Henrys, Catherine (c. 1805–1855)

views updated

Henrys, Catherine (c. 1805–1855)

Irish-born Australian convict. Name variations: Jemmy the Rover. Born Catherine Henrys in County Sligo, Ireland, around 1805; died in Melbourne Hospital, in 1855.

Nothing is known about the early life of notorious convict Catherine Henrys, also known as Jemmy the Rover, aside from an obvious bout with smallpox which left her with a pockmarked complexion. Having left her native Ireland for a better life in England, she was living in Derby in 1832, and it is there that she was first brought up on robbery charges. In October 1835, she was convicted of the pickpocket robbery of one Charles Haynes and sentenced to transportation (exile) for life. Henrys was taken along with other female transports to Australia aboard the Arab, arriving in Hobart, on the island of Tasmania, on April 25, 1836. She was assigned as a maid to a haberdasher in Hobart Town but was subsequently charged with disorderly conduct and sentenced to six days in prison. Over the next five years, Henrys was assigned to six masters throughout the colony, although her behavior (drunkenness, neglect of duty, use of obscene language) was such that she stayed with some only a matter of weeks. One of her longest tenures was with George Augustus Robinson, the superintendent of an Aboriginal settlement on Flinders Island.
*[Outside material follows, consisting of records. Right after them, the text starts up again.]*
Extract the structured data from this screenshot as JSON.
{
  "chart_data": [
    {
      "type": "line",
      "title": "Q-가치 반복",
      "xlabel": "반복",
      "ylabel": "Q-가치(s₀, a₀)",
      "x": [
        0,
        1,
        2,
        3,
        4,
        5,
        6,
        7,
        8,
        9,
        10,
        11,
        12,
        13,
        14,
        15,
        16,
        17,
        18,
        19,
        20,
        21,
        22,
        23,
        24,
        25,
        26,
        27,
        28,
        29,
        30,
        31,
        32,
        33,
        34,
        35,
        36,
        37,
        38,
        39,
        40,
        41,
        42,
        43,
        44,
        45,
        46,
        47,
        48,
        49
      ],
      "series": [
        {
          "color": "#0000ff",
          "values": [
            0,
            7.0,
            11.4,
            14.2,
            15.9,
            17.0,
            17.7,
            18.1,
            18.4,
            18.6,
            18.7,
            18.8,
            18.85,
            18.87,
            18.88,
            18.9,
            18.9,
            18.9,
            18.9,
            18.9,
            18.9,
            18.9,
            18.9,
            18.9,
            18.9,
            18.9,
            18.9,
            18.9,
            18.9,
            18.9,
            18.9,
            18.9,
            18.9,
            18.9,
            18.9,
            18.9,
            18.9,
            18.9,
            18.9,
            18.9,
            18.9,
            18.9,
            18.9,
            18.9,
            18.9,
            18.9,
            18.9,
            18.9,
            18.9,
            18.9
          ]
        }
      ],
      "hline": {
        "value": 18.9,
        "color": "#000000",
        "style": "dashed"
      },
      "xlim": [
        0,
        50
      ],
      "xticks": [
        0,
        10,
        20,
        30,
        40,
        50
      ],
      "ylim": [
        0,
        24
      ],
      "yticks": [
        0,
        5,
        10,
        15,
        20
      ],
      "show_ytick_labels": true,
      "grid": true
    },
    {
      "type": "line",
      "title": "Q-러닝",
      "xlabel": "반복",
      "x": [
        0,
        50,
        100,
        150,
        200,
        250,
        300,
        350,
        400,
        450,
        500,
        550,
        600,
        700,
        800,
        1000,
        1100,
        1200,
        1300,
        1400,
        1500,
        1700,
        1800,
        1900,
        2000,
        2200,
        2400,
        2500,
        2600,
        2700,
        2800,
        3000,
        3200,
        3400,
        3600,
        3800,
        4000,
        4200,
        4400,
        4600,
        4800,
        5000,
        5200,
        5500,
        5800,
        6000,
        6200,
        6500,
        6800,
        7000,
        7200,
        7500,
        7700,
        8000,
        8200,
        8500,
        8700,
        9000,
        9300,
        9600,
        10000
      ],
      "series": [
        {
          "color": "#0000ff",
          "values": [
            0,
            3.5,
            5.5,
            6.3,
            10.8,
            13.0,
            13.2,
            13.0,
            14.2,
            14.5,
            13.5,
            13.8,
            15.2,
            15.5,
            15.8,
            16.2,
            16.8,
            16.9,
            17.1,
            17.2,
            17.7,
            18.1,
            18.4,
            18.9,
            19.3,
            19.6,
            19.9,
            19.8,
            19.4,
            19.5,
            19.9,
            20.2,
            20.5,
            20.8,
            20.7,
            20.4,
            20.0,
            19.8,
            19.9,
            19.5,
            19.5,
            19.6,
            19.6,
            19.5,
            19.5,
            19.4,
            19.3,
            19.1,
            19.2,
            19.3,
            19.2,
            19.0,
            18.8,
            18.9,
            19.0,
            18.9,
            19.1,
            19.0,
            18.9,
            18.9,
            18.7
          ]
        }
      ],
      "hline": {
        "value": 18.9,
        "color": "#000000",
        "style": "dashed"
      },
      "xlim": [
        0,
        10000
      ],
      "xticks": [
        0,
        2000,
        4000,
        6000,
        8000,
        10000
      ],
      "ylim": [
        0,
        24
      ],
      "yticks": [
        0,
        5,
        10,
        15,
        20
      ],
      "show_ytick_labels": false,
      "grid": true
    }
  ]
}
Henrys apparently escaped the authorities in 1841 and enjoyed one year of freedom, during which she lived in the bush and worked as a timber splitter. She was apprehended again in 1842, found guilty of assault and robbery, and sentenced to three years' hard labor. She received a ticket of leave in 1845, only to have it almost immediately revoked because of another infraction. In 1848, she was convicted again for assault and was confined to a female factory. Within weeks, she escaped, removing the bars of her cell with a spoon and scaling the wall. This arrest-conviction-escape pattern was repeated several times until 1850, when she was granted a conditional pardon and left the island of Tasmania on the Caroline. She died in a Melbourne hospital in 1855.

sources:

Radi, Heather, ed. 200 Australian Women. NSW, Australia: Women's Redress Press, 1988.